Authors: Mike Lee Dan Abnett

El guardia levantó la anilla con ambas manos, inspiró profundamente y alzó la puerta de la trampilla con lentitud y cuidado. Una rojiza luz de antorchas salió por el hueco y transformó a los tres druchii en figuras infernales bañadas de tonos rojos y anaranjados. Desde abajo ascendió, a modo de humo, un hedor a podredumbre y grasa fundida.

Malus vio el tramo superior de una escalera curva, y un ancho descansillo iluminado por antorchas colocadas en tederos a lo largo de las paredes. En su mayor parte, el descansillo se hallaba sumido en sombras, pero vio claramente una puerta de madera situada casi directamente debajo. Sin pronunciar palabra, Malus le dio la ballesta a Hauclir y bajó las piernas hacia la escalerilla que conducía hasta el suelo.

Descender al interior de la torre era como sumergirse en un baño de vapor. El aire estaba cargado y húmedo, y parecía estremecerse con vida propia. Se adhería como aceite a la piel desnuda de Malus, se le metía por todos los orificios y rendijas, y le causaba un agudo escozor. Avanzó sigilosamente hacia la puerta y desenvainó una de las espadas. Desde las plantas inferiores ascendía por el pozo de la escalera un estruendo confuso. Malus imaginó un salón alargado lleno de skinriders que se preparaban para zarpar. A esas alturas, estarían mirando con curiosidad al mensajero que corría entre ellos.

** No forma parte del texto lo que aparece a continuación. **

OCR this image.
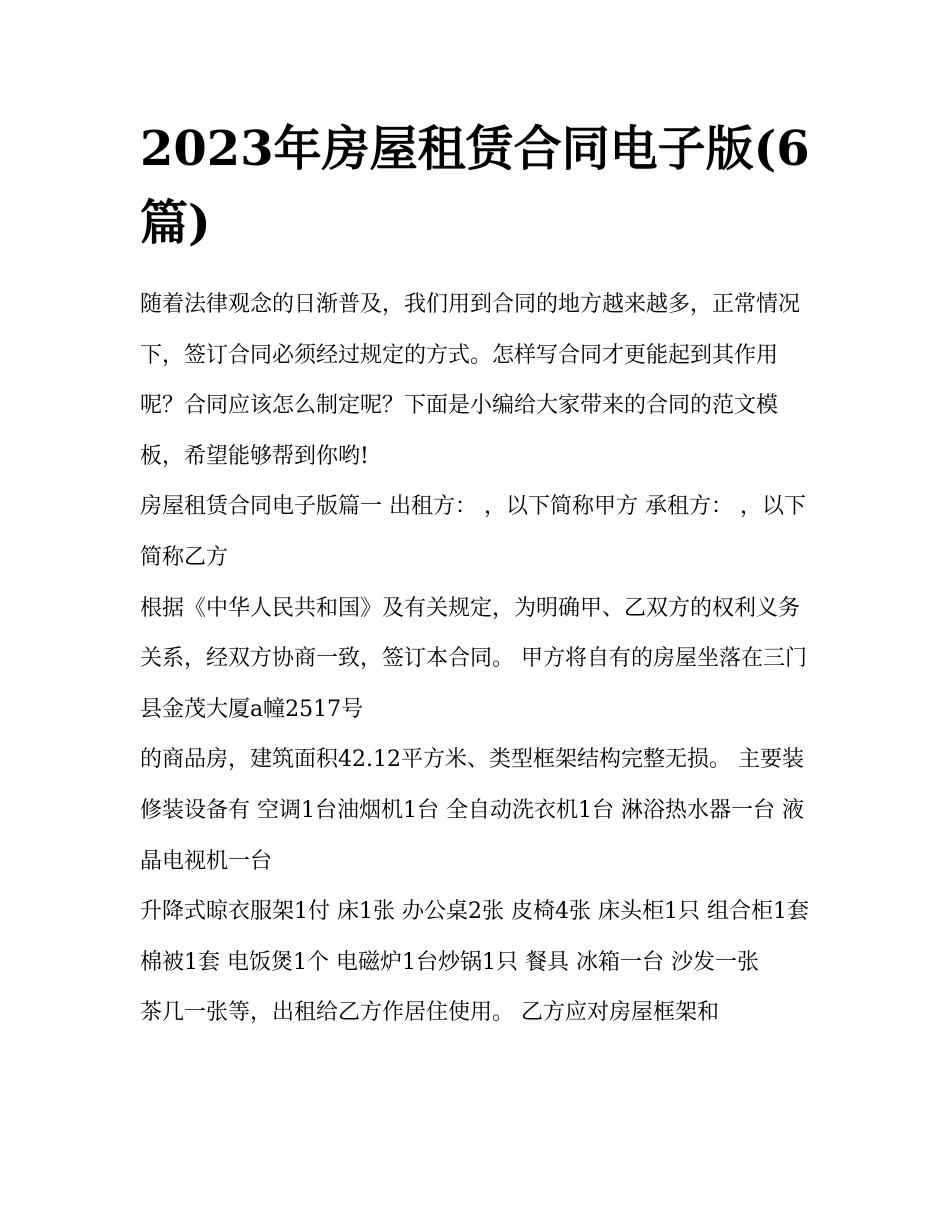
2023年房屋租赁合同电子版(6篇)

随着法律观念的日渐普及，我们用到合同的地方越来越多，正常情况下，签订合同必须经过规定的方式。怎样写合同才更能起到其作用呢？合同应该怎么制定呢？下面是小编给大家带来的合同的范文模板，希望能够帮到你哟!

房屋租赁合同电子版篇一 出租方： ，以下简称甲方 承租方： ，以下简称乙方

根据《中华人民共和国》及有关规定，为明确甲、乙双方的权利义务关系，经双方协商一致，签订本合同。 甲方将自有的房屋坐落在三门县金茂大厦a幢2517号

的商品房，建筑面积42.12平方米、类型框架结构完整无损。 主要装修装设备有 空调1台油烟机1台 全自动洗衣机1台 淋浴热水器一台 液晶电视机一台

升降式晾衣服架1付 床1张 办公桌2张 皮椅4张 床头柜1只 组合柜1套棉被1套 电饭煲1个 电磁炉1台炒锅1只 餐具 冰箱一台 沙发一张

茶几一张等，出租给乙方作居住使用。 乙方应对房屋框架和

El noble miró hacia la escalerilla: Hauclir, el último en descender, ya se encontraba a medio camino del suelo, y el resto de los corsarios estaban alrededor de la escalera y lo miraban en espera de órdenes. Malus les dijo a dos ballesteros que cubrieran la escalera, y les hizo un gesto a los demás para que lo acompañaran. A continuación, se volvió y posó una mano sobre la anilla de hierro de la puerta. Con precaución, abrió apenas la puerta y miró a través de la estrecha rendija para inspeccionar la habitación del otro lado. La estancia estaba apenas iluminada por la luz de dos braseros casi apagados que proyectaban un suave resplandor sobre lo que parecía una mesa. Encima había una figura que se debatía débilmente, al parecer atada con cuerdas. En la sala predominaba un fuerte olor a sangre derramada, además del ya familiar hedor a podredumbre.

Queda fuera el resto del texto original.